Increasing numbers of case reports indicate that the unregulated use of both melanotan I and II is associated with cutaneous complications, particularly melanocytic changes.

A 2012 case report in Clinical Toxicology by Nelson and colleagues at the Toxikon Consortium described a patient who developed sympathomimetic toxicity, rhabdomyolysis with peak creatine kinase of 17,773 IU/L, and renal dysfunction after a 6 mg subcutaneous injection of Melanotan II — six times the unregulated “starting dose” available in online instructions PMID 23121206. Additional indexed case reports have described Melanotan II-associated priapism and renal infarction.

FDA enforcement history

Melanotan II has a documented FDA enforcement history that predates the current 503A bulk-substance review. On August 30, 2007, FDA issued a warning letter to Melanocorp, Inc., of Hendersonville, Tennessee, addressing the company’s online marketing of injectable Melanotan II as a tanning product and as a putative protectant against skin cancer and rosacea. The agency took the position that those marketing claims caused Melanotan II to meet the statutory definition of a drug under the Federal Food, Drug, and Cosmetic Act and a new drug for which no approved application existed. FDA followed the August 2007 letter with November 2007 correspondence to Melanocorp’s counsel reiterating that introduction of Melanotan II into interstate commerce, including export, would violate the FDCA. The warning-letter docket is available through FDA’s enforcement-letter index (FDA — Warning Letters).

National regulators in the United Kingdom, Australia, and several European jurisdictions issued parallel safety warnings in the 2000s and 2010s flagging unregulated melanotans as unapproved drugs of unknown purity.

Regulatory journey

Melanotan II has no FDA-approved drug application. Under the section 503A framework, a number of peptide bulk-drug nominations — including Melanotan II — were placed in Category 2 pending advisory-committee review, on the agency’s interim list of substances that “may present significant safety risks” (FDA Category 2 notice). The agency’s program page describes the bulks-list workflow, the three-category interim framework, and the PCAC review process (FDA — Bulk Drug Substances Used in Compounding).

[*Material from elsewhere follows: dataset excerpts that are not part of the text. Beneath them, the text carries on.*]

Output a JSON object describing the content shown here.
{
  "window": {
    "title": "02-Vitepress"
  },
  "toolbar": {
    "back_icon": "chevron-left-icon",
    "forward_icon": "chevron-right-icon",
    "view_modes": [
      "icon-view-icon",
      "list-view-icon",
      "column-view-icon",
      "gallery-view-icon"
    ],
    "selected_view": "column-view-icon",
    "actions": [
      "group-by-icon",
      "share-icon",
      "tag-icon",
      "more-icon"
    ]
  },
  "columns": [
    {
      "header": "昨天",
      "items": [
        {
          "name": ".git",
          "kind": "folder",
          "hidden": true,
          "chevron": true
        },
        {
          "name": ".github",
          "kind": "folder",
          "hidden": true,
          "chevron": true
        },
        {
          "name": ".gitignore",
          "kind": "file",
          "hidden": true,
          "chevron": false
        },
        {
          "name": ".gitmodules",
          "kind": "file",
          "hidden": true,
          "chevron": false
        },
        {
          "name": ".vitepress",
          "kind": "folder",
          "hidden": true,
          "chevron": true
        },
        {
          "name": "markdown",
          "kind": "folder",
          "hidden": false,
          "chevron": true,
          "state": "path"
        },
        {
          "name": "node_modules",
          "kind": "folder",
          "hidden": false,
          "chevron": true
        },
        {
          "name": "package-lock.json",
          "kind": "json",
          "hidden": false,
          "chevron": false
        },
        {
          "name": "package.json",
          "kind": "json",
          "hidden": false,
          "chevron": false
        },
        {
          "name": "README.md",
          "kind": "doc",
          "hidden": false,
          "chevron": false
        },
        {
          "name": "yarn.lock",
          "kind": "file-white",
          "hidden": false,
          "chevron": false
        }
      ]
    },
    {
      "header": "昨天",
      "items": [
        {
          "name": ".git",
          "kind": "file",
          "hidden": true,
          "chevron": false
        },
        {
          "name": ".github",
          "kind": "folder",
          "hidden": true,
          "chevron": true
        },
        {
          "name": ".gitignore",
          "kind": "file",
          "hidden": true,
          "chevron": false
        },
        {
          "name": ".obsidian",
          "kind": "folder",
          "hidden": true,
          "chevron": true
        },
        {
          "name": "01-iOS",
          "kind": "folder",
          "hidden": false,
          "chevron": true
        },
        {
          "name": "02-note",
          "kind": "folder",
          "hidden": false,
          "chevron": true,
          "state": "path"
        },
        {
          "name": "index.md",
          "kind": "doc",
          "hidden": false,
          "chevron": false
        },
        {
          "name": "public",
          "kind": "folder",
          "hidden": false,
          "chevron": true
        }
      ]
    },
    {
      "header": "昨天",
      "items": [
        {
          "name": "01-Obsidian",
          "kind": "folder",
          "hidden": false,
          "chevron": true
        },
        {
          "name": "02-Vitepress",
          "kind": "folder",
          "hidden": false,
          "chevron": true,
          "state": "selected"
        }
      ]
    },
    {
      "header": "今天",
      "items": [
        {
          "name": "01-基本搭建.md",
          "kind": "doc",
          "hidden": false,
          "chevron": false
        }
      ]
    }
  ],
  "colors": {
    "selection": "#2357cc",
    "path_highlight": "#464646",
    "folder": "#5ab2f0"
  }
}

FDA scheduled Melanotan II for the Pharmacy Compounding Advisory Committee meeting at the end of February 2027. PCAC’s role is to review the nomination, the agency’s safety analysis, and any public comment, and to recommend whether the substance should be added to the 503A bulks list.

What’s at stake

The published case-report record described above is the central element of the safety case the agency is expected to put before PCAC. A recommendation against inclusion would leave Melanotan II ineligible for compounding under section 503A and would consolidate FDA’s enforcement posture against bulk-substance use. A recommendation for inclusion — given the documented enforcement history and adverse-event signal — would be a notable departure from the agency’s existing posture. The February 2027 briefing materials, when released, are expected to be the most thorough consolidated FDA analysis of Melanotan II to date.